Volatility based on daily range

History

Developed by J. Welles Wilder in 1978

How does it work?

The Average true range indicator is a measure of a securities volatility. The indicator does not provide an indication of the securities price direction or duration, but the degree of price movement or volatility.

In order to accurately reflect the volatility associated with commodities, Wilder sought to account for gaps. A volatility formula based on only the high/low range would fail to capture the actual volatility created by the gap.

As a volatility-based indicator the ATR cannot predict price direction or duration, simply activity levels.

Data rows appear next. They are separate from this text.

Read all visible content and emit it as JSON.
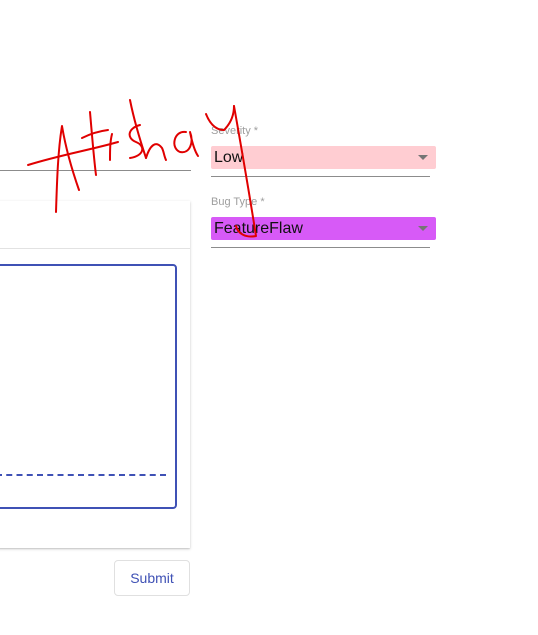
{
  "severity": {
    "label": "Severity *",
    "value": "Low",
    "color": "#ffcdd2"
  },
  "bug_type": {
    "label": "Bug Type *",
    "value": "FeatureFlaw",
    "color": "#d75af7"
  },
  "submit_label": "Submit",
  "accent_color": "#3f51b5",
  "annotation": {
    "text": "Atishay",
    "color": "#e00000"
  }
}
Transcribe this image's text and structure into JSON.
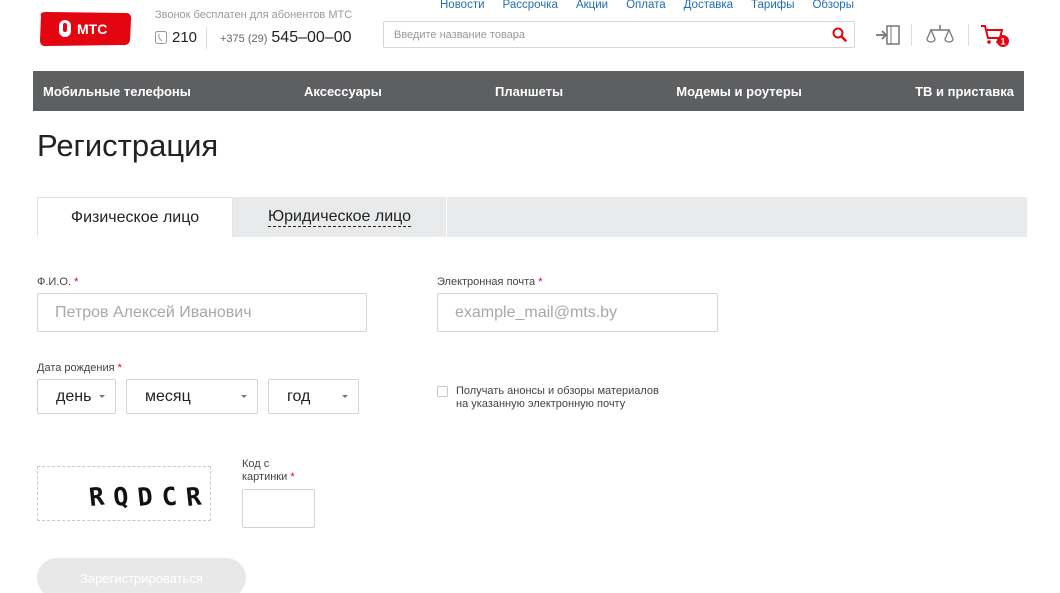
{
  "header": {
    "logo_text": "МТС",
    "hotline_text": "Звонок бесплатен для абонентов МТС",
    "short_number": "210",
    "phone_code": "+375 (29)",
    "phone_number": "545–00–00",
    "top_nav": [
      "Новости",
      "Рассрочка",
      "Акции",
      "Оплата",
      "Доставка",
      "Тарифы",
      "Обзоры"
    ],
    "search_placeholder": "Введите название товара",
    "cart_count": "1",
    "icons": [
      "login-icon",
      "compare-icon",
      "cart-icon"
    ]
  },
  "categories": [
    "Мобильные телефоны",
    "Аксессуары",
    "Планшеты",
    "Модемы и роутеры",
    "ТВ и приставка"
  ],
  "page_title": "Регистрация",
  "tabs": {
    "individual": "Физическое лицо",
    "legal": "Юридическое лицо"
  },
  "form": {
    "fio_label": "Ф.И.О.",
    "fio_placeholder": "Петров Алексей Иванович",
    "email_label": "Электронная почта",
    "email_placeholder": "example_mail@mts.by",
    "birth_label": "Дата рождения",
    "day": "день",
    "month": "месяц",
    "year": "год",
    "required_mark": "*",
    "subscribe_line1": "Получать анонсы и обзоры материалов",
    "subscribe_line2": "на указанную электронную почту",
    "captcha_text": "RQDCR",
    "captcha_label_line1": "Код с",
    "captcha_label_line2": "картинки",
    "submit_label": "Зарегистрироваться"
  },
  "colors": {
    "brand_red": "#e30611",
    "nav_blue": "#1f6fae",
    "category_bar": "#5e5f61"
  }
}
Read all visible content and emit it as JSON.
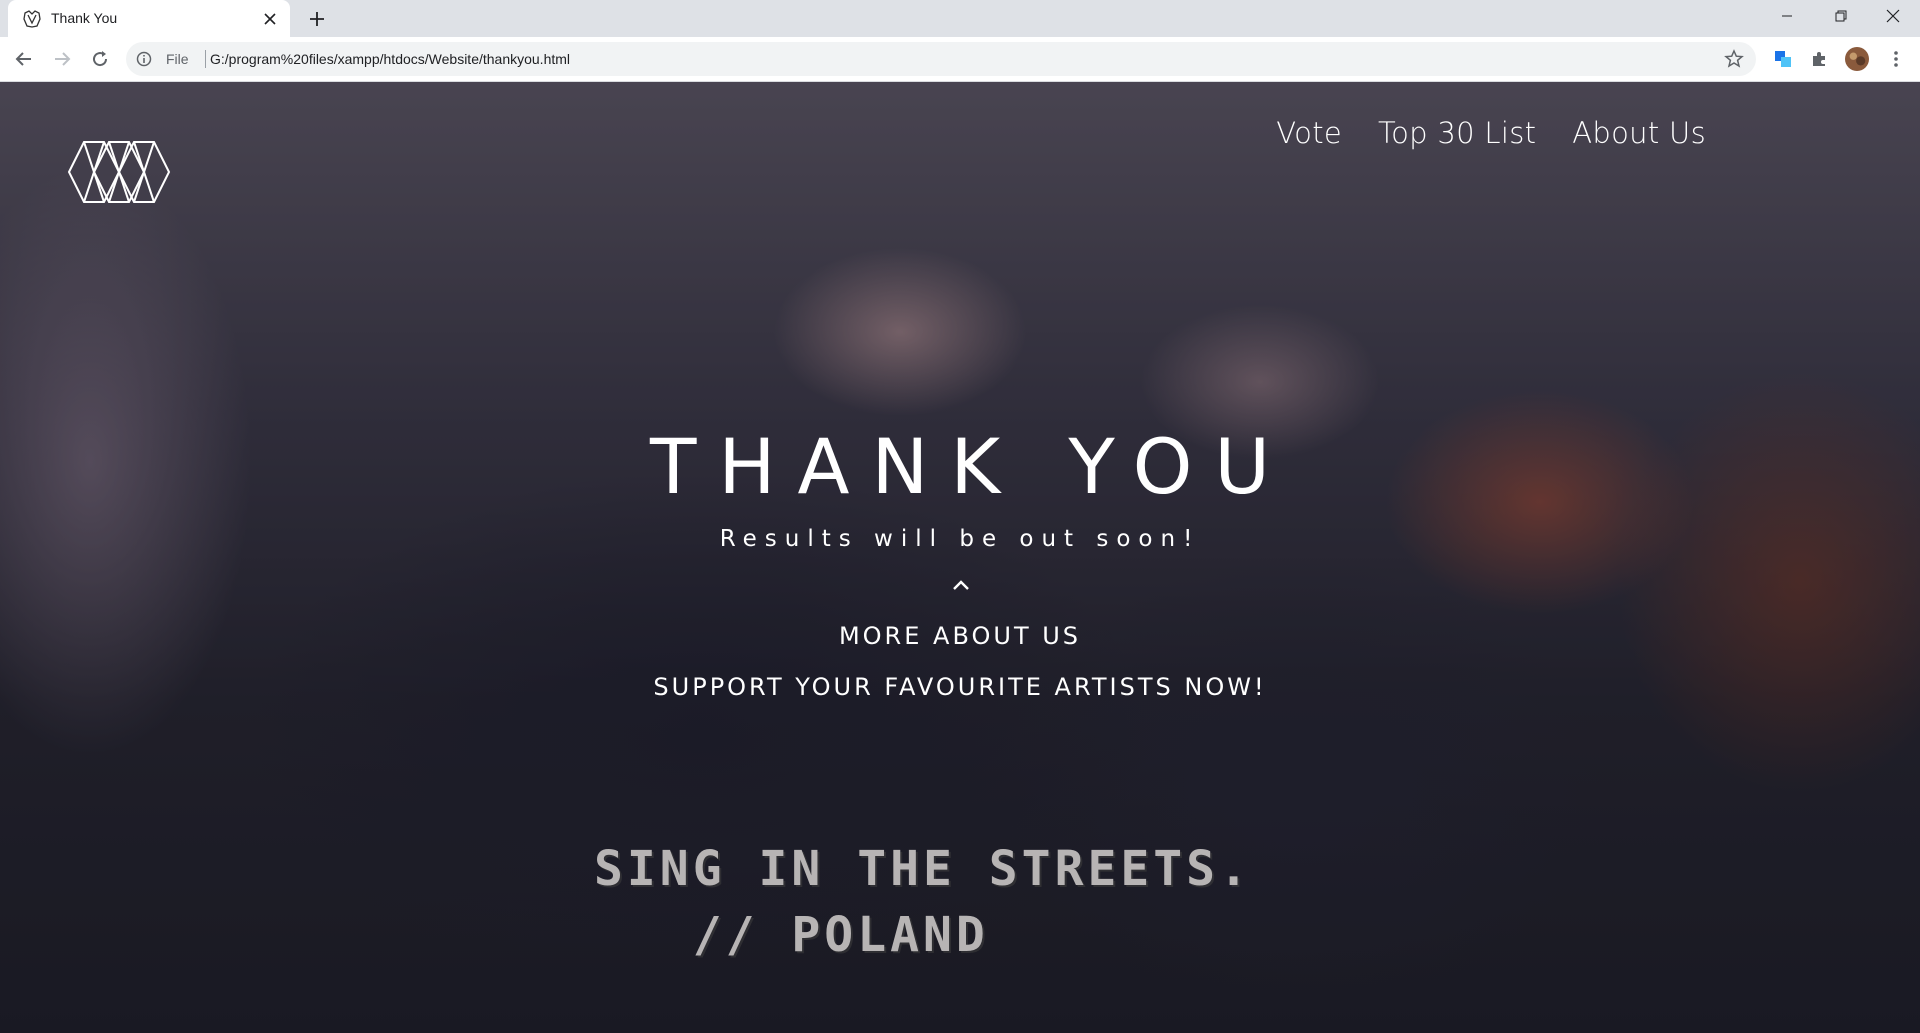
{
  "browser": {
    "tab": {
      "title": "Thank You"
    },
    "address": {
      "scheme": "File",
      "url": "G:/program%20files/xampp/htdocs/Website/thankyou.html"
    }
  },
  "page": {
    "nav": {
      "items": [
        "Vote",
        "Top 30 List",
        "About Us"
      ]
    },
    "hero": {
      "title": "THANK YOU",
      "subtitle": "Results will be out soon!",
      "link_about": "MORE ABOUT US",
      "link_support": "SUPPORT YOUR FAVOURITE ARTISTS NOW!"
    },
    "video_caption": {
      "line1": "SING IN THE STREETS.",
      "line2": "   // POLAND"
    }
  },
  "colors": {
    "hero_text": "#ffffff",
    "tabstrip": "#dee1e6",
    "caption": "#b7b4b4"
  }
}
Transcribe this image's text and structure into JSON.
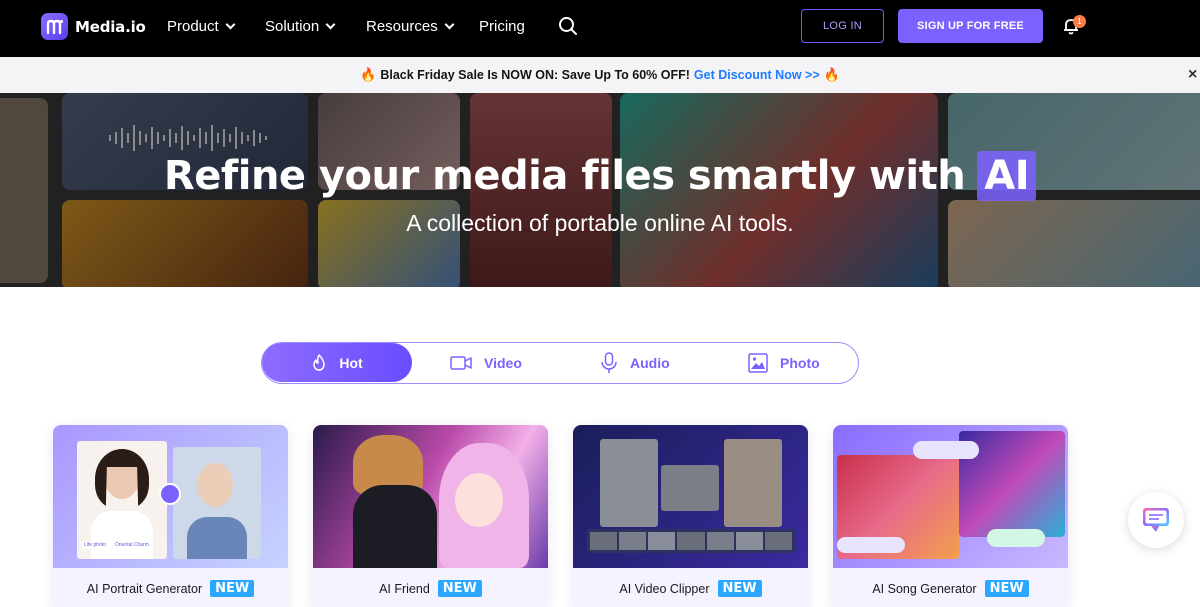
{
  "header": {
    "logo_text": "Media.io",
    "nav": [
      {
        "label": "Product"
      },
      {
        "label": "Solution"
      },
      {
        "label": "Resources"
      },
      {
        "label": "Pricing"
      }
    ],
    "login_label": "LOG IN",
    "signup_label": "SIGN UP FOR FREE",
    "notification_count": "1"
  },
  "promo": {
    "text": "Black Friday Sale Is NOW ON: Save Up To 60% OFF!",
    "link": "Get Discount Now >>"
  },
  "hero": {
    "title": "Refine your media files smartly with",
    "title_highlight": "AI",
    "subtitle": "A collection of portable online AI tools."
  },
  "tabs": [
    {
      "label": "Hot",
      "active": true
    },
    {
      "label": "Video"
    },
    {
      "label": "Audio"
    },
    {
      "label": "Photo"
    }
  ],
  "cards": [
    {
      "title": "AI Portrait Generator",
      "badge": "NEW",
      "tags": [
        "Life photo",
        "Oriental Charm"
      ]
    },
    {
      "title": "AI Friend",
      "badge": "NEW"
    },
    {
      "title": "AI Video Clipper",
      "badge": "NEW"
    },
    {
      "title": "AI Song Generator",
      "badge": "NEW"
    }
  ],
  "colors": {
    "brand": "#7b61ff",
    "nav_bg": "#000000",
    "promo_link": "#1f7bff",
    "new_badge": "#2aa7ff"
  }
}
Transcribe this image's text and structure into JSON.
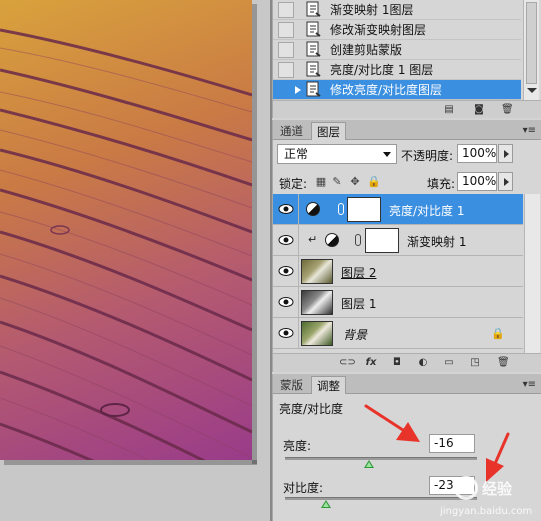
{
  "history": {
    "items": [
      {
        "label": "渐变映射 1图层",
        "selected": false
      },
      {
        "label": "修改渐变映射图层",
        "selected": false
      },
      {
        "label": "创建剪贴蒙版",
        "selected": false
      },
      {
        "label": "亮度/对比度 1 图层",
        "selected": false
      },
      {
        "label": "修改亮度/对比度图层",
        "selected": true
      }
    ]
  },
  "layers_panel": {
    "tabs": [
      {
        "label": "通道",
        "active": false
      },
      {
        "label": "图层",
        "active": true
      }
    ],
    "blend_mode": "正常",
    "opacity_label": "不透明度:",
    "opacity_value": "100%",
    "lock_label": "锁定:",
    "fill_label": "填充:",
    "fill_value": "100%",
    "layers": [
      {
        "name": "亮度/对比度 1",
        "kind": "adjustment",
        "selected": true,
        "clipped": false
      },
      {
        "name": "渐变映射 1",
        "kind": "adjustment",
        "selected": false,
        "clipped": true
      },
      {
        "name": "图层 2",
        "kind": "photo",
        "selected": false
      },
      {
        "name": "图层 1",
        "kind": "photo-gray",
        "selected": false
      },
      {
        "name": "背景",
        "kind": "photo",
        "selected": false,
        "locked": true
      }
    ]
  },
  "adjustments_panel": {
    "tabs": [
      {
        "label": "蒙版",
        "active": false
      },
      {
        "label": "调整",
        "active": true
      }
    ],
    "title": "亮度/对比度",
    "brightness_label": "亮度:",
    "brightness_value": "-16",
    "contrast_label": "对比度:",
    "contrast_value": "-23"
  },
  "watermark": {
    "text": "经验",
    "url": "jingyan.baidu.com"
  },
  "colors": {
    "selection": "#3b8fe0",
    "annotation_arrow": "#e8332a"
  }
}
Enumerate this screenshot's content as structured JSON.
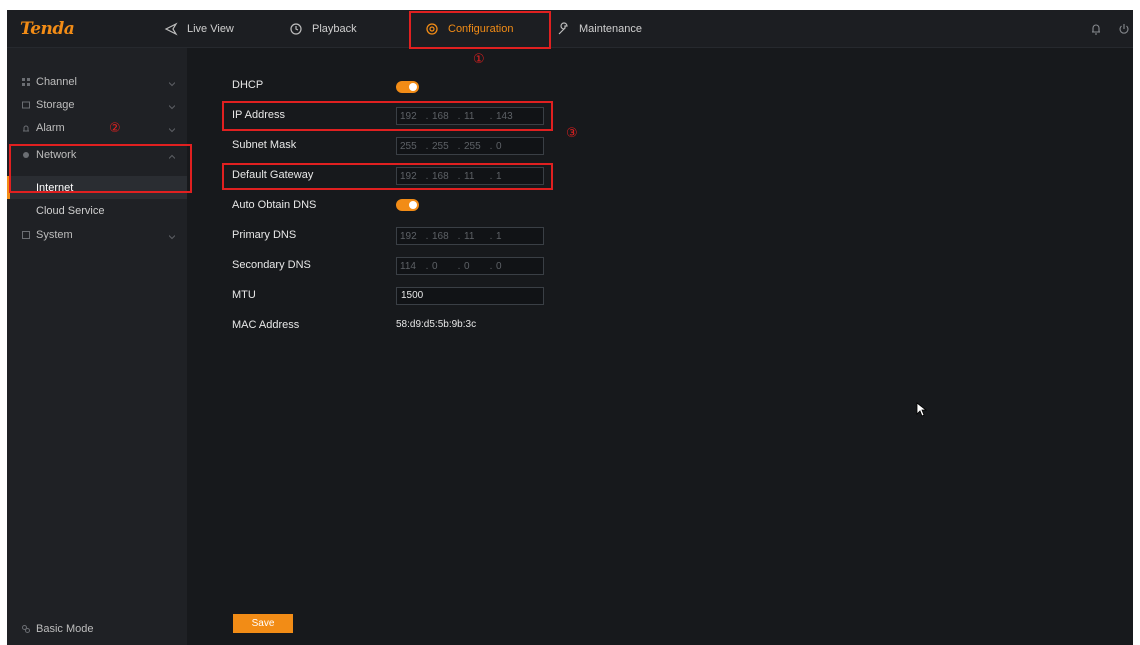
{
  "brand": {
    "logo": "Tenda",
    "accent": "#f28c16"
  },
  "nav": {
    "live_view": "Live View",
    "playback": "Playback",
    "configuration": "Configuration",
    "maintenance": "Maintenance"
  },
  "sidebar": {
    "channel": "Channel",
    "storage": "Storage",
    "alarm": "Alarm",
    "network": "Network",
    "internet": "Internet",
    "cloud_service": "Cloud Service",
    "system": "System",
    "basic_mode": "Basic Mode"
  },
  "form": {
    "dhcp": {
      "label": "DHCP",
      "enabled": true
    },
    "ip_address": {
      "label": "IP Address",
      "octets": [
        "192",
        "168",
        "11",
        "143"
      ]
    },
    "subnet_mask": {
      "label": "Subnet Mask",
      "octets": [
        "255",
        "255",
        "255",
        "0"
      ]
    },
    "default_gateway": {
      "label": "Default Gateway",
      "octets": [
        "192",
        "168",
        "11",
        "1"
      ]
    },
    "auto_dns": {
      "label": "Auto Obtain DNS",
      "enabled": true
    },
    "primary_dns": {
      "label": "Primary DNS",
      "octets": [
        "192",
        "168",
        "11",
        "1"
      ]
    },
    "secondary_dns": {
      "label": "Secondary DNS",
      "octets": [
        "114",
        "0",
        "0",
        "0"
      ]
    },
    "mtu": {
      "label": "MTU",
      "value": "1500"
    },
    "mac": {
      "label": "MAC Address",
      "value": "58:d9:d5:5b:9b:3c"
    },
    "save": "Save"
  },
  "annotations": {
    "m1": "①",
    "m2": "②",
    "m3": "③",
    "color": "#e02020"
  }
}
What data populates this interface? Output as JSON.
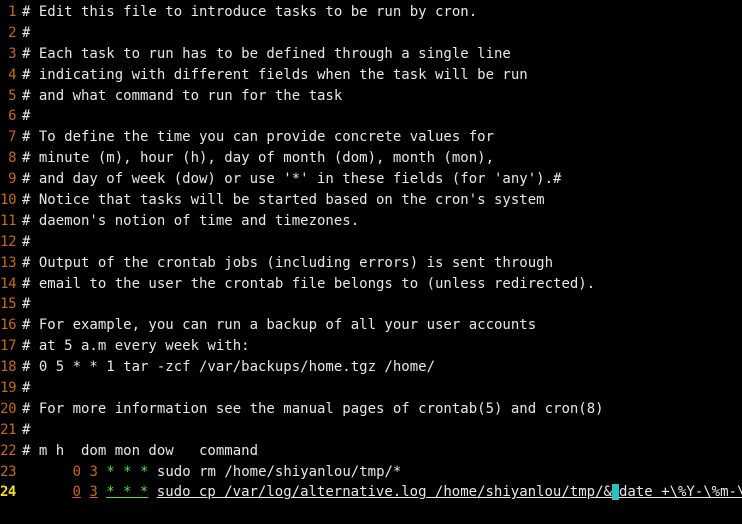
{
  "lines": [
    {
      "n": "1",
      "text": "# Edit this file to introduce tasks to be run by cron."
    },
    {
      "n": "2",
      "text": "#"
    },
    {
      "n": "3",
      "text": "# Each task to run has to be defined through a single line"
    },
    {
      "n": "4",
      "text": "# indicating with different fields when the task will be run"
    },
    {
      "n": "5",
      "text": "# and what command to run for the task"
    },
    {
      "n": "6",
      "text": "#"
    },
    {
      "n": "7",
      "text": "# To define the time you can provide concrete values for"
    },
    {
      "n": "8",
      "text": "# minute (m), hour (h), day of month (dom), month (mon),"
    },
    {
      "n": "9",
      "text": "# and day of week (dow) or use '*' in these fields (for 'any').#"
    },
    {
      "n": "10",
      "text": "# Notice that tasks will be started based on the cron's system"
    },
    {
      "n": "11",
      "text": "# daemon's notion of time and timezones."
    },
    {
      "n": "12",
      "text": "#"
    },
    {
      "n": "13",
      "text": "# Output of the crontab jobs (including errors) is sent through"
    },
    {
      "n": "14",
      "text": "# email to the user the crontab file belongs to (unless redirected)."
    },
    {
      "n": "15",
      "text": "#"
    },
    {
      "n": "16",
      "text": "# For example, you can run a backup of all your user accounts"
    },
    {
      "n": "17",
      "text": "# at 5 a.m every week with:"
    },
    {
      "n": "18",
      "text": "# 0 5 * * 1 tar -zcf /var/backups/home.tgz /home/"
    },
    {
      "n": "19",
      "text": "#"
    },
    {
      "n": "20",
      "text": "# For more information see the manual pages of crontab(5) and cron(8)"
    },
    {
      "n": "21",
      "text": "#"
    },
    {
      "n": "22",
      "text": "# m h  dom mon dow   command"
    }
  ],
  "job1": {
    "n": "23",
    "minute": "0",
    "hour": "3",
    "stars": "* * *",
    "command": "sudo rm /home/shiyanlou/tmp/*"
  },
  "job2": {
    "n": "24",
    "minute": "0",
    "hour": "3",
    "stars": "* * *",
    "command_a": "sudo cp /var/log/alternative.log /home/shiyanlou/tmp/&",
    "command_b": "date +\\%Y-\\%m-\\%d"
  },
  "colors": {
    "background": "#000000",
    "line_number": "#c46a14",
    "current_line_number": "#f2e21a",
    "text": "#e7e7e7",
    "star_fields": "#4de04d",
    "bracket_highlight": "#27c3c3",
    "cursor": "#38d338"
  }
}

Low levels indicate quiet trading (small ranges) and high levels indicate violent trading (large ranges).

Trading Signals

Settings

Sharechart Default: 14 days

Example

BHP Billiton Limited experienced a high reading on ATR in august 2002 signalling high volatility, which occurred before a market bottom. The price then rallied from above $8.30 to under $10.50 in four months (approx 20 - 25% gain).

In mid 2003 the market confirmed that bottom at approx $8.30, which was followed by a break of long term ATR trend and then a break of long term price trend at $10.50. The ATR indicator, throughout the rally from $8.30 to approx $12.20 headed higher (high volatility) once again possibly edging towards a market top signal.